Creating a Pipeline
Last updated
Last updated
An enrichment pipeline has one or more steps associated with one or more source.
Creating an enrichment pipeline:
Select Enrichment from New Configurations.
Provide a Configuration ID
Enter a Configuration Description
Select one or more sources from Indices
Drag and drop one or more steps that need to be completed.
Use the filters tab to limit what a pipeline processes.
File Extensions - Enter all of the file extensions you want to include. You can then choose if these are part of an allow or a deny list using the check box.
Do not include the period prefix (i.e. docx and not .docx).
File Size - Choose to limit the file sizes to a range.
Modified Date Ranges - Select a Modified Date Range to limit this.
Entities - Only include items with selected entities.
Querystring - An Elasticsearch query string to limit what is processed.
Ready Status - Item statues to processes.
For most scenarios 'false' will be fine.
File Actions - File actions to process (see Manage user guide).

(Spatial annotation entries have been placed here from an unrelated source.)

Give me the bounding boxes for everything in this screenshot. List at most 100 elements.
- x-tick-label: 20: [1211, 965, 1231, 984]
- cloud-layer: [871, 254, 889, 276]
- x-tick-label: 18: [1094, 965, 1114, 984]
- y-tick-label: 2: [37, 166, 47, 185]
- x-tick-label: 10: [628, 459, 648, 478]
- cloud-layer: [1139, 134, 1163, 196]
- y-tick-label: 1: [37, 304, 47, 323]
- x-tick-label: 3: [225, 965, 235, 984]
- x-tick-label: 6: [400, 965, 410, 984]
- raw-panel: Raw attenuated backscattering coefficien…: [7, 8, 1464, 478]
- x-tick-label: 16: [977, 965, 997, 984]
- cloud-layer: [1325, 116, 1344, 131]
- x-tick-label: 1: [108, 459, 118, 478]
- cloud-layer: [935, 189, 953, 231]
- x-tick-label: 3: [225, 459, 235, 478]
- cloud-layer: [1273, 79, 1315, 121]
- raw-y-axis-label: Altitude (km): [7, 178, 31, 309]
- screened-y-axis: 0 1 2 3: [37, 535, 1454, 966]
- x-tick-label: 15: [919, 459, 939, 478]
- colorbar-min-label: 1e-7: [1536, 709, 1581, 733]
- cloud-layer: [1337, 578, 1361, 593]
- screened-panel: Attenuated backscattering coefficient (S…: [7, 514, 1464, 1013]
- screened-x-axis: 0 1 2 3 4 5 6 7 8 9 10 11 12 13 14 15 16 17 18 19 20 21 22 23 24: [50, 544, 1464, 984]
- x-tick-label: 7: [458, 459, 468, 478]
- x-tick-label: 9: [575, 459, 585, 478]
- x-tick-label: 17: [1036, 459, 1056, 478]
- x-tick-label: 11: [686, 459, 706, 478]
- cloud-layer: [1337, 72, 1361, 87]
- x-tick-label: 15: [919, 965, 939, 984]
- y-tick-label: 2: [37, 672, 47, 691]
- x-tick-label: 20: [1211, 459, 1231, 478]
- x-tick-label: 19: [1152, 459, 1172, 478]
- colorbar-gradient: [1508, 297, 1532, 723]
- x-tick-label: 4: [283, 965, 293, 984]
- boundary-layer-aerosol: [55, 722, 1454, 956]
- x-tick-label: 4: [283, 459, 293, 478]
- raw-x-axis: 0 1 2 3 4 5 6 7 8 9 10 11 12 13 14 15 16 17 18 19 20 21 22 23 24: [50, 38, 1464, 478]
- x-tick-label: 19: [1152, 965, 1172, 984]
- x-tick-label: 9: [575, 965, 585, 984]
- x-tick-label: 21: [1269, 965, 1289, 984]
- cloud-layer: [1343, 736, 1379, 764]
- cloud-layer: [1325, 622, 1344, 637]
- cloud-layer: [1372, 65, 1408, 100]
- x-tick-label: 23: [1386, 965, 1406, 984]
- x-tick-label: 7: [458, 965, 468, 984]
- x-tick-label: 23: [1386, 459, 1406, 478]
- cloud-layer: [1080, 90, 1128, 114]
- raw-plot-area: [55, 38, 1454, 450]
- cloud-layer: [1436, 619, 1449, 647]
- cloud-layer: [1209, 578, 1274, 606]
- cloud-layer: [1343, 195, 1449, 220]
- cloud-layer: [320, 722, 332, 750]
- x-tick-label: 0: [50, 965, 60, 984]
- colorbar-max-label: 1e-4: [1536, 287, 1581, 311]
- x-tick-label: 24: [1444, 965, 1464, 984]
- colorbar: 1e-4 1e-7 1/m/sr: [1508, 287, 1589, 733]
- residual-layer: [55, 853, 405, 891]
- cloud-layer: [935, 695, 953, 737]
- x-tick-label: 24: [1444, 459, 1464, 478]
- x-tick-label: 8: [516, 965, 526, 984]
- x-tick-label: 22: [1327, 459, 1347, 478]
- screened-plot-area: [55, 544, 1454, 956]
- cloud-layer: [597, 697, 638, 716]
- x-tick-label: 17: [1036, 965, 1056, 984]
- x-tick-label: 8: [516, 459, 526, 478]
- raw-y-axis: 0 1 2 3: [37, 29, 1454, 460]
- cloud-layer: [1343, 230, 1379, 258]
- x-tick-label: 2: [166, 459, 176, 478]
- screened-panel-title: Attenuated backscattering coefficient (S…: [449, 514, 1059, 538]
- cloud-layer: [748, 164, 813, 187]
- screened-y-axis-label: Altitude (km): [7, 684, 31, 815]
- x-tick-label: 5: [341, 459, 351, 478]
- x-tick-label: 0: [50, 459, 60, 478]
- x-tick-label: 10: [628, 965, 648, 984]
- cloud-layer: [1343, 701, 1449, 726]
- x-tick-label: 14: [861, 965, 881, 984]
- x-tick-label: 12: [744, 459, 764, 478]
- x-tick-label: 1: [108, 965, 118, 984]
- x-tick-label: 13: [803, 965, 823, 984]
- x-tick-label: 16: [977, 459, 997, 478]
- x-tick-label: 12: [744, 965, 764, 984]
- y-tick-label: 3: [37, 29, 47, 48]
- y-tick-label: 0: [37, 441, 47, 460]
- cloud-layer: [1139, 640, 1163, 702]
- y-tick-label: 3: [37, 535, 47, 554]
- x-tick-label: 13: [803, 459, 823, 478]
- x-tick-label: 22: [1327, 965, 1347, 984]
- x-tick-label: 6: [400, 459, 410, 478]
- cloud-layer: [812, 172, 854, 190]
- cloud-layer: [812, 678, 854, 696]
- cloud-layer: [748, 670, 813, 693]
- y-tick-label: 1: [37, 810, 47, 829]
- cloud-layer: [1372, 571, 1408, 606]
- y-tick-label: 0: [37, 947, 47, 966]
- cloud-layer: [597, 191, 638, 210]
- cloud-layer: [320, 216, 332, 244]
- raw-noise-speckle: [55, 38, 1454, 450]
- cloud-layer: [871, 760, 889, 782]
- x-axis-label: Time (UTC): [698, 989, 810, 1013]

Regenerate Thumbnails - Check to generate thumbnails for new and updated content.
Select the agent where you want the pipeline to run:
Set the schedule for the pipeline. Either select a CRON schedule, a timetable, run manually, or disable the pipeline.
Success Status - The status to set when an item is successfully enriched.
Error Status - The status to set when an item fails enrichment.
The defaults should be fine for the following:
Initial Buffer Capacity - Controls the amount of work to queue at the start of the pipeline.
Update Maximum Degree of Parallelism - Maximum number of messages that can be processed by the pipeline concurrently.
Update Bounded Capacity - Maximum number of messages that can be queued for updating Elasticsearch.
Scroll Windows - How long to keep the scroll windows in memory for.
Scroll Size - Number of items to retrieve per request.
Queue Rate - Number of items to queue per-minute
0 will leave the pipeline to calculate.
Rest Window - How long to wait before checking for new items to process.
If you are getting errors (perhaps you are using a step with an unreliable API), then consider using the following:
Enable Circuit Breaker - Stop the pipeline if errors occur.
File Exceptions Trigger Circuit Breaker - Stop the pipeline if file and indexing exceptions occur.